Depends on the task. For complex architectural decisions and multi-file refactoring, one Opus session gives better results. For parallel independent tasks like writing tests and fixing lint errors, two Sonnet sessions are more efficient because Sonnet has more generous throughput limits.

Do Agent Teams count against the same rate limits?

Yes. Agent Teams are separate Claude Code sessions under the hood. Each teammate consumes tokens from the same account pool. The advantage is coordination, not rate limit isolation.

What happens if I hit rate limits in one session?

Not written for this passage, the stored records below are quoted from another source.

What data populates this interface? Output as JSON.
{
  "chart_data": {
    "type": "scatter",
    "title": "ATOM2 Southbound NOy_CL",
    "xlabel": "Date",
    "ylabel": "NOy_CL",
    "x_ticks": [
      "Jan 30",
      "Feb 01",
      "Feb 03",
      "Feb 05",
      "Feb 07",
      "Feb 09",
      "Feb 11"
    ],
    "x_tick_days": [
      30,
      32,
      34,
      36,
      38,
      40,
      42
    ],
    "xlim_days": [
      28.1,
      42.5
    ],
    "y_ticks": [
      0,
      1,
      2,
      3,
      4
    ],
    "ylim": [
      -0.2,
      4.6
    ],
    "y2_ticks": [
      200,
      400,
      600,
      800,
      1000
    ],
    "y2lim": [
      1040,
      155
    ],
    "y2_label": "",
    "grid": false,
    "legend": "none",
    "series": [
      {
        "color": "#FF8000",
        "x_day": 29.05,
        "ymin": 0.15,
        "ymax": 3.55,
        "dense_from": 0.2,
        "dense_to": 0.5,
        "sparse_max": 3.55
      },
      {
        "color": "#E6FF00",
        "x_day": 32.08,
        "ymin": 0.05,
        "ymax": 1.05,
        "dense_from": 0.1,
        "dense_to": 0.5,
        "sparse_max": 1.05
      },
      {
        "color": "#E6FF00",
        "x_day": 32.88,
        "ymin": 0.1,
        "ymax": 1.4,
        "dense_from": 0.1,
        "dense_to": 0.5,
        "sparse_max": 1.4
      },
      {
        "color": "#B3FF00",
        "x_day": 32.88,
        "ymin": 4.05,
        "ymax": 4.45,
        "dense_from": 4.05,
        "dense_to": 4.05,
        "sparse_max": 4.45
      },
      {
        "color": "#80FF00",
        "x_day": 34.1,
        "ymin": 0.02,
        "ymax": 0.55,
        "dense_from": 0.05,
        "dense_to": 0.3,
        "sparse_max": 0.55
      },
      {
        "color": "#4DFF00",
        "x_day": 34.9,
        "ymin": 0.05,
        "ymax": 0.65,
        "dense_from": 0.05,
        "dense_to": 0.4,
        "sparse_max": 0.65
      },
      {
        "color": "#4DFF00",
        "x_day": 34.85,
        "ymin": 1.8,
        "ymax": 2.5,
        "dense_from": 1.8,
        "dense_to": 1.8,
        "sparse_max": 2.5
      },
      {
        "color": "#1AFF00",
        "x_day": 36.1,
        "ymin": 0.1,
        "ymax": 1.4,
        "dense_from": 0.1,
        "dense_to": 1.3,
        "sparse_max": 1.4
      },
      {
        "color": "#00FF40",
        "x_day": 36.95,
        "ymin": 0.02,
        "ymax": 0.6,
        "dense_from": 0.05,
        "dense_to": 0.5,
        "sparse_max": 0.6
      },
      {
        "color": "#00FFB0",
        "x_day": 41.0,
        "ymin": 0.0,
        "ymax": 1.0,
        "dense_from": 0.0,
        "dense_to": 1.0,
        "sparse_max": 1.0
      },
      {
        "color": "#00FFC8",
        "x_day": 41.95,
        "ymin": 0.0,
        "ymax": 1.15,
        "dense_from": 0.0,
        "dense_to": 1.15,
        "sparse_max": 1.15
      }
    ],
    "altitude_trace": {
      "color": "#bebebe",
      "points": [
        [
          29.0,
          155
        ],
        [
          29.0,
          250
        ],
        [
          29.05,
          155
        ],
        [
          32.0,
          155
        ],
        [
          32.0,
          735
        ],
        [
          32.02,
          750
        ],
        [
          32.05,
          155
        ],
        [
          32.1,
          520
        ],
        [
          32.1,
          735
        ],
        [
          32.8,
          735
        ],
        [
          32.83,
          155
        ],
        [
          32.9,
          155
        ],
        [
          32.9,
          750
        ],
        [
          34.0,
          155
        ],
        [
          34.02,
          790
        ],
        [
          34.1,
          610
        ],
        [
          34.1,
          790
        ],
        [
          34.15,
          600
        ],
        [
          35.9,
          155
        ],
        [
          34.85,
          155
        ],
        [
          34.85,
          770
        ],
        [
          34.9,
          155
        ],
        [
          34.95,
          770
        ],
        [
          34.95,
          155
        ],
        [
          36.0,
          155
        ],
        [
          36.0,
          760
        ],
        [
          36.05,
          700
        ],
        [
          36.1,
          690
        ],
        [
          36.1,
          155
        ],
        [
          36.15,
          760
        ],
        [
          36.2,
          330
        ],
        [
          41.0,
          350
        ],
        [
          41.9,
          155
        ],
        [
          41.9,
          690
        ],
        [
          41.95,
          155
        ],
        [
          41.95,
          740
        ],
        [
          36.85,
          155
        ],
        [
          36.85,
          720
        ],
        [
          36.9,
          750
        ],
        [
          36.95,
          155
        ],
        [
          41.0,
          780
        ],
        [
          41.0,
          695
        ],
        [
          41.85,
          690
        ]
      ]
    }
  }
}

All sessions on your account are affected. Rate limits apply at the account level, so hitting the limit in one session means all your other sessions will also be throttled until the rolling window resets.

Does /compact in one session free up rate limits for other sessions?

No. /compact reduces the context size within that session, which helps avoid context window exceeded errors. It doesn't affect your account-wide rate limit consumption — those tokens were already counted when originally sent.

Wrapping Up

The mental model is simple: context is per-session, rate limits are per-account.

Each Claude Code instance is a fully independent process with its own 1M token context window. Running multiple sessions doesn't split, dilute, or degrade any individual session's context quality. What it does is consume your account's rate limit budget faster.

For most developers, two concurrent sessions on a Max plan hits the productivity sweet spot — parallel enough to multitask, conservative enough to avoid constant throttling. If you're on Pro, one focused session at a time is usually the most productive approach.

The real question isn't "how many sessions can I run" — it's "how many sessions can I actually direct productively at once." In my experience, the human bottleneck kicks in well before the technical one.